Well, the activities after an NDA submission is to prepare for questions from the FDA. And then, of course, we have the ongoing manufacturing preparations. So there are some costs that continue there. And you could calculate it in a way that we talked about the cash we have now plus the warrants. And then we set a run rate to at least the end of this year. So that's the way you can look at it. There are still some costs, but we don't know exactly what that is yet. And that's why we don't want to be more specific. We need to see and be fully prepared for the FDA questions. That's our focus.

Yes. And then I think we -- the final question here, that's regarding the type of partnering. This question mentioned that whether it would be a fit to large radiopharmaceutical companies or you say Lantheus or Bracco as examples. And what are your thoughts on what types of partners are relevant?

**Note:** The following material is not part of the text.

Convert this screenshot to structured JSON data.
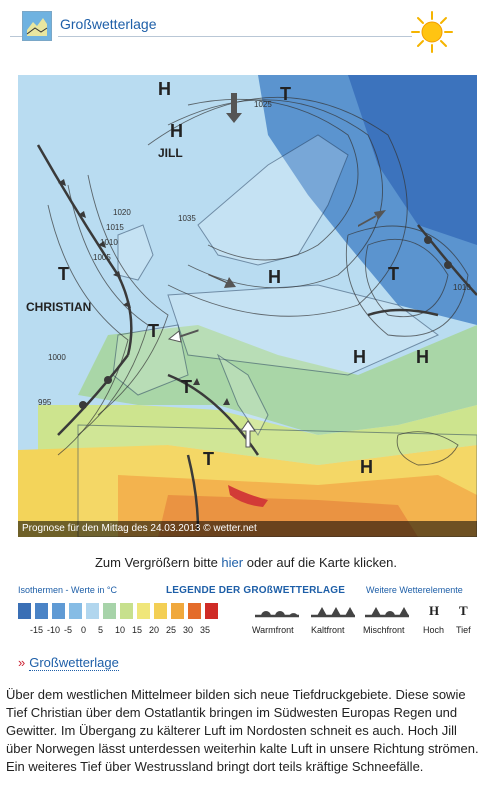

It could be different types of partners. The key is that there's a fit to their strategy and also synergies in the typically commercial infrastructure. And that could, of course, be someone else who is talking to radiologists already or someone with a high-value diagnostic drug. So in that sense, radiopharmaceuticals had some synergies. So that's not excluded. There could also be some that are more sort of specialists that have more also treatment drugs or otherwise focused on small vulnerable patient populations. So there are different types of potential partners and these are, of course, included. And there's a question here, if it's a competing product, if it takes market share from them. I think it's important to focus on where Orviglance adds value and what the strategy for Orviglance is. It's a small, well-defined patient population who need liver imaging and also have severely impaired kidney function. And right now, there's not really a consensus or an alternative out there if you -- if gadolinium is not medically advisable. So in that sense, I'm not too worried about competing products from a potential partner.

Orviglance is more like growing the overall market because it provides benefit that is not appropriately addressed by current products.

Yes.

So with that, thank you, everybody, for your interest and all the questions. We'd like to end the conference, and thank you.